For more information call 978.827.2300.

In contact information blocks, space between groups of numerals.
Omit punctuation completely.
Precede each number with an Identifying letter: P for phone, F for fax, E for email.

P 978 827 2300

F 978 827 4326

E [email protected]


In numbers of 4 or more digits, use a comma after the thousands place.      1,005
Special case: omit the comma from SAT scores.   1260

Within any range of numbers meant to convey from A through B, use an unspaced en dash.

8:30–11:30 a.m.      January 14–28, 2016      1967–1983      pages 8–17

The Scots triumphed 15–11.

If you use from, to, between or a similar word in a sentence to introduce a range of numbers, link the numbers with a word—not with an en dash. Instead, use to, until or through between the numbers.

Racquetball courts are available from 7:30 through 10 p.m.

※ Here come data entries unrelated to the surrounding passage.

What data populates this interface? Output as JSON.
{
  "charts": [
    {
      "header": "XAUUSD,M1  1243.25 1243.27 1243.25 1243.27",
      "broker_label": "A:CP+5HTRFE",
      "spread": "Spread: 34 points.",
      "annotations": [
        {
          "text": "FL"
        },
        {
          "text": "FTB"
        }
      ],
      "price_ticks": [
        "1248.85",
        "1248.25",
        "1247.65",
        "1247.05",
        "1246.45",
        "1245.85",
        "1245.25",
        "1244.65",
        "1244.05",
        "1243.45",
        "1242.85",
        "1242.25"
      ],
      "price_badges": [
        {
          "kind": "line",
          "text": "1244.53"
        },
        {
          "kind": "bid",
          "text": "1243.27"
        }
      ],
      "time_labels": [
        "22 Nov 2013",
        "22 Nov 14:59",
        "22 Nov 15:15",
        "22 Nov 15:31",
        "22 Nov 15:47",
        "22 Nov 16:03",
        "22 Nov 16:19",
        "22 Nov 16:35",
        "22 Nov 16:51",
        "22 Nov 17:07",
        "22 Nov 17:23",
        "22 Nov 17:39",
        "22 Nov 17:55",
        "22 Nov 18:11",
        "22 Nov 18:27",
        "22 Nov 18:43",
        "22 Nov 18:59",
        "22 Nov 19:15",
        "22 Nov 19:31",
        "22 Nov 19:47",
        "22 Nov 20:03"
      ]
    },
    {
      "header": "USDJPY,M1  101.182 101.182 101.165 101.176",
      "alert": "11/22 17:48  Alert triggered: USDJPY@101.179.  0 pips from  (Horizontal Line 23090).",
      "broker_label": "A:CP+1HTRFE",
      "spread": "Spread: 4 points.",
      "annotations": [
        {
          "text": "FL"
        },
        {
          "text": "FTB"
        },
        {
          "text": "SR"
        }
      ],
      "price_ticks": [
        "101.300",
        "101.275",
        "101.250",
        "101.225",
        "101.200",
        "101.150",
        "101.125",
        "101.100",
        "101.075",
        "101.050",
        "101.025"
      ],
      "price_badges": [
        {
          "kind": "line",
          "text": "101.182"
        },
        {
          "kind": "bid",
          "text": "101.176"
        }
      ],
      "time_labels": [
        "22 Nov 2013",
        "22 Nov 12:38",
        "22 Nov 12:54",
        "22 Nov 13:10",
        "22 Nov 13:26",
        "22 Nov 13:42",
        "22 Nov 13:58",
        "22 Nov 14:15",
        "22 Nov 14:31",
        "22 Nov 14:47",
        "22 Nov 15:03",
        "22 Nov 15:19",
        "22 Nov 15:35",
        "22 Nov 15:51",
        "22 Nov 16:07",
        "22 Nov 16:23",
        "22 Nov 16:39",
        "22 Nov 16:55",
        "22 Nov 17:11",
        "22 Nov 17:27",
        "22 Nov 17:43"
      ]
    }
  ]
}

Use numerals to report test scores and athletic scores.
Formats vary by sport. See the Athletics section of this style guide, or consult the "Sports Guidelines and Style" section of the Associated Press Stylebook (available in the Gordon Athletics and College Communications offices).


Hours and minutes

Use numerals to express hours and minutes. If a time is "on the hour," do not enter zeros—just use the numeral representing that hour.

3:25 p.m.     3 p.m.

In material that will be printed, use small capital letters and periods for A.M. and P.M.

How to create small caps >>

On the College website (and in other media that cannot display "small caps") lowercase a.m. and p.m. 

Style is flexible regarding noon and midnight; use those words, or numerals.

When it is necessary to identify a time zone, use three-letter abbreviations with no punctuation. Those for the continental U.S. are listed below.

12 A.M.     noon

12 P.M.     midnight

On website:  1:30 a.m.     8 p.m.

5 P.M. EST    5 P.M. CST    5 P.M. MST    5 P.M. PST   

Ranges of times

In a schedule, announcement, or list use an unspaced en dash between the start and end time.

In a sentence introduce the time range with from and use to, through, or until between the numerals.

Polling hours: 7 a.m.–8 p.m.       Polls will be open from 7 a.m. through 8 p.m.